Sunday, May 15, 2016

Whitsun 2016, Eye of the Beholder

Pentecost
John 14: 23-31


Jesus replied, “He who truly loves me reveals my Spirit, and my Father will love him, and we will come to him and prepare with him a dwelling in the everlasting [an eternal dwelling]. He who does not love me cannot reveal my Spirit. And the spirit power of the word that you hear is not from me; it is the speaking of the Father who sent me.

I have said this to you while I am still with you. But he who is called down, the health-bringing Spirit, whom the Father will send in my name, he will teach you everything and will awaken within you all that I have said to you.

Peace I leave with you; my peace I give you. I do not give to you as the world gives. Do not let your hearts be troubled and do not be afraid [have no fear].

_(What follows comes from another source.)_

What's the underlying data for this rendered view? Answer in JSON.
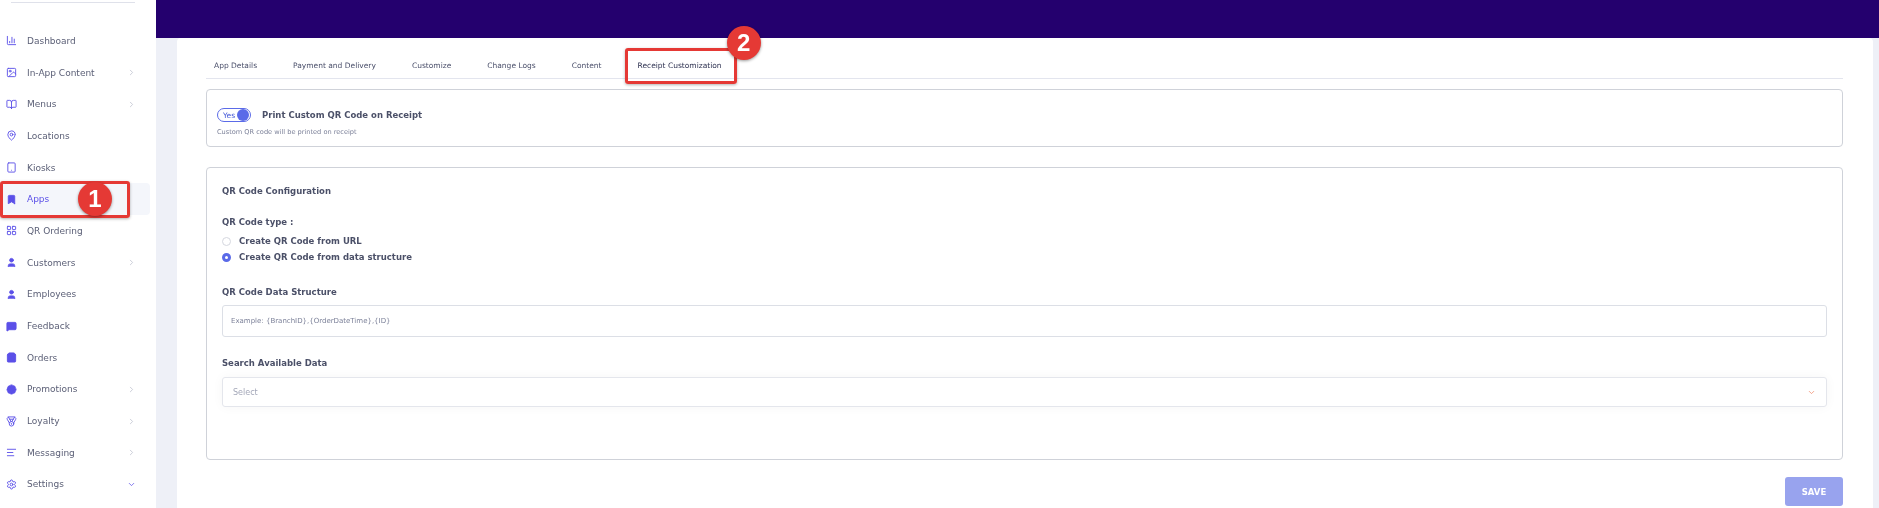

You have heard how I said to you, ‘I am going away, and yet I am coming to you.' If you loved me, you would rejoice because I am going to the Father[ly Ground of the World], for the Father is mightier than I am.
I have told you now before it happens, so that when it happens you may find trust. I no longer have much to say to you, for soon the prince of this world is coming. Yet over me, he has no power.

But the world shall see in this how I love the Father [Ground of the World] and how I act by the Father’s purpose, as it was entrusted to me. Arise, let us go on from here. [let us be on our way.]


Pentecost (Whitsun)
May 15, 2016
John 14: 23-31

The manner and mood in which we look at the world determine to a great extent what we will see. And our attitude also influences how the world responds to us.
R. Acosta


Even our idioms reflect this. We speak of a bird’s eye view – seeing the panorama – or a worm’s eye view – the details at ground level. We speak of turning a blind eye, seeing with a jaundiced eye, of giving the stink eye or the evil eye.

We can also see with stars in our eyes. We remind ourselves that beauty is in the eye of the beholder.

In today’s reading, Christ speaks of love as a kind of eye. To know Christ, to see him best, we must look for him with the eyes of love. And whoever loves Christ also looks at the world with such eyes. And furthermore, anyone beholding this love shining forth is seeing something of Christ’s spirit. “He who loves me reveals my spirit.

The Father gives the world its being and substance, its existence. God, the Son, brings everything alive, gives the world and  us the power of creative becoming, the power to change and evolve. Seeing with the eyes of Christ means being able to see beyond what is, to what is evolving, to what will be.


The Spirit of the Father and the Son is
the spirit of healing. What is broken can be mended; what is ill can become healthy. Those who love Christ reveal his health-bringing spirit because they gaze upon the world with love and understanding. They see clearly both from the worm’s eye and the eagle eye view. And they see with the starry eyes of one who knows where all comes from, and where all is intending. They see the beauty of what is evolving. And patiently they tend it.